The composer Nico Muhly is one of the most buzzed about artists in New York’s culture scene right now. Known for his work with choreographers like Benjamin Millepied and pop acts like Bjork and Sufjan Stevens, he is also the youngest composer to have had a commission from the Metropolitan Opera.
But hop over the Atlantic and it’s another story. “In France, Nico Muhly is virtually unknown,” said Guy Walters, one of the directors of Les Subsistances, a 237,000-square-foot, or 22,000-square-meter, building on the banks of the Saône river in Lyon, that is both a creative laboratory for artists and a platform for new work.
That is why Mr. Walters and his co-director, Cathy Bouvard, have made Mr. Muhly, 32, the focus of this year’s edition of Aire de Jeu, or playground, a small festival that has been running for three years and which opened on Tuesday.
“The idea is a simple one,” Mr. Walters said, speaking in French in a telephone interview. “One composer, four choreographers, live music. It brings in dance audiences who wouldn’t necessarily go to listen to new music, and music audiences who wouldn’t necessarily go to see dance.”
The choice of Mr. Muhly continues the festival’s focus on American composers: the first edition in 2012 featured David Lang, last year showcased Julia Woolfe, both equally unfamiliar to French audiences.
“In France, we adore music that is very written, very cerebral,” Mr. Walters said. “There is a stylistic barrier that prevents all sorts of music being heard here. Exposing these composers is a way of breaking out of a certain form of musical religion.”
Ms. Bouvard and Mr. Walters invited a diverse group of choreographers to participate. Some they knew from residencies at Les Subsistances, which invites up to 70 artists a year, from theater, dance and circus arts, to work in the polyvalent space. These residencies always culminate with a public showing in some form, Ms. Bouvard said. “The idea is to be a point of creation, an experimental space, but to be as open to a large public as much as possible, not a hermetic institution,” she said. (Les Subsistances has an annual budget of 2.5 million euros, or $3.42 million, funded by the city, the region and the state.)
Their instructions to the choreographers – Kyle Abraham (American), Laurent Chétouane (French, living in Berlin), Yuval Pick (Israeli, living in France) and Yasmeen Godder (Israeli) – were simple. They had to pick something from Mr. Muhly’s existing oeuvre (which wasn’t difficult as he has composed over 70 works in the past six years alone); the musicians must play live on stage; and the work should be around 30 minutes.

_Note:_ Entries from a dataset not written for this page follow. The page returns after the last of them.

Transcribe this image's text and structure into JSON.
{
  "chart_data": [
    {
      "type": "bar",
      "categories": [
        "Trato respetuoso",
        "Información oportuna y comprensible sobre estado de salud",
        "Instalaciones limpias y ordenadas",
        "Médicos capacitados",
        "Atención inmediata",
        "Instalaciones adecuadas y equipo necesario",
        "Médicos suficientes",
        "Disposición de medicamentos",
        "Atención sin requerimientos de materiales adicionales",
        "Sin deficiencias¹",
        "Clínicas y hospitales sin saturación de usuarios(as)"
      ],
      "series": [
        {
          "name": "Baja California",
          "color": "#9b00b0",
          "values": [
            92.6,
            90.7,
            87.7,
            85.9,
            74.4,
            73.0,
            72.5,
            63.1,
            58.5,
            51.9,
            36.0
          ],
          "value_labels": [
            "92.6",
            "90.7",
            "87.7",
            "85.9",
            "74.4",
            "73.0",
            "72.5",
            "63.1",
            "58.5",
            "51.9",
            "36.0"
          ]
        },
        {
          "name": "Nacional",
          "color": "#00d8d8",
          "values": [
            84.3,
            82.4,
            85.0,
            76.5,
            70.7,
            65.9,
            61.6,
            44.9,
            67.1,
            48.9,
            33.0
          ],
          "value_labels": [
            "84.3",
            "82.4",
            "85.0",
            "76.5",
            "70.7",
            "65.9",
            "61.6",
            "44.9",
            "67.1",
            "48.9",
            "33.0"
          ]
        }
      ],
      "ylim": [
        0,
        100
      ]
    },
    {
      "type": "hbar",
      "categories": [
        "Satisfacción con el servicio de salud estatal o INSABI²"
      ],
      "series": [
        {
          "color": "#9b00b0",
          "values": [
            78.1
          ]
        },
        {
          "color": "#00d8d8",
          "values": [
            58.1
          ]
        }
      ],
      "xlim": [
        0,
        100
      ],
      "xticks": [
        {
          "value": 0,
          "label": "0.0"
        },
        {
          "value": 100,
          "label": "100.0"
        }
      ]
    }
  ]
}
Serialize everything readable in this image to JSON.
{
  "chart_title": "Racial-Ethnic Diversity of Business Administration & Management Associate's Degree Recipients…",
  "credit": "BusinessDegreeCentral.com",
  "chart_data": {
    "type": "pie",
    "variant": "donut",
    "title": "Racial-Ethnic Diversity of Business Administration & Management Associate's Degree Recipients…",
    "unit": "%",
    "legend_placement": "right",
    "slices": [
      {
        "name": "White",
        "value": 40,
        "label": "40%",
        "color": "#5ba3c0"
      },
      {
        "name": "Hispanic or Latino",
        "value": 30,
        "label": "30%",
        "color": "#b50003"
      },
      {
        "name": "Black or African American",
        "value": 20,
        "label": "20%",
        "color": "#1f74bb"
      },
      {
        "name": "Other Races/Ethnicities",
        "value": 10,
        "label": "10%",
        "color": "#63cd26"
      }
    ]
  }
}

“My idea had been a group work,” Mr. Abraham said in a Skype interview from Chile where his company is on tour, “but the number of musicians was a factor here, and I wound up selecting three string and percussion pieces that felt on a smaller scale. So this is a solo.”
That piece, “Frail,” is set in part to a section from Mr. Muhly’s latest album, “Drones,” which places different solo instruments over sustained, low, ambient noise. The drone pieces proved a popular choice – each choreographer involved is using at least an element from the same album, which Mr. Muhly suggested in conversations about their musical choices.
“None of them had been choreographed, so I was excited about that idea,” Mr. Muhly said by telephone from Los Angeles. “There is a lot of poetic possibility.”
Mr. Muhly, who has had ongoing conversations with the choreographers during the process, added that the choreographers had used the material in very different ways, reshuffling the order of the pieces, interspersing silence – or, in the case of Mr. Chétouane, adding music by the Renaissance composer Domenico Gabrielli.
Mr. Chétouane’s work, “15 Variations autour de l’ouvert,” which uses four dancers, three musicians, and lasts 85 minutes, is an ambitious enterprise that was stimulated by Mr. Muhly’s music, he said.
“Contemporary dance is scared of emotion; contemporary music too,” Mr. Chétouane said. “Nico’s music has a great freedom of reference, without asking questions about whether it is ‘contemporary’ enough. It’s an intellectual music that isn’t scared of feelings, and that’s exactly where I find myself with my choreography.”
Like Mr. Chétouane, Ms. Godder had not heard of Mr. Muhly or his music before the Aire de Jeu commission. “That’s always a good beginning,” she said in a Skype interview from Les Subsistances, where she had begun to rehearse her solo, set to “Drones” excerpts. “I’m particularly looking forward to performing with a musician onstage,” she added. “When you work with a recording, you get used to a certain tempo and sound. I’m sure this is going to develop new qualities, and be challenging too.”
Mr. Pick, who participated in the first Aire de Jeu, has created a 22-minute female duet, “Loom,” which intersperses long silences between three musical sections. “It’s a kind of music that isn’t really played here in France,” he said. “It brings a certain kind of functionality and frankness to the sound, an energy that feels very New York to me.”
Mr. Muhly said that he was always intrigued by the alchemy of his music and dance. “The really interesting part of all this is to watch them interpret and navigate these pieces.” He added, “It feels like a crazy luxury to watch the music take on all these different forms.”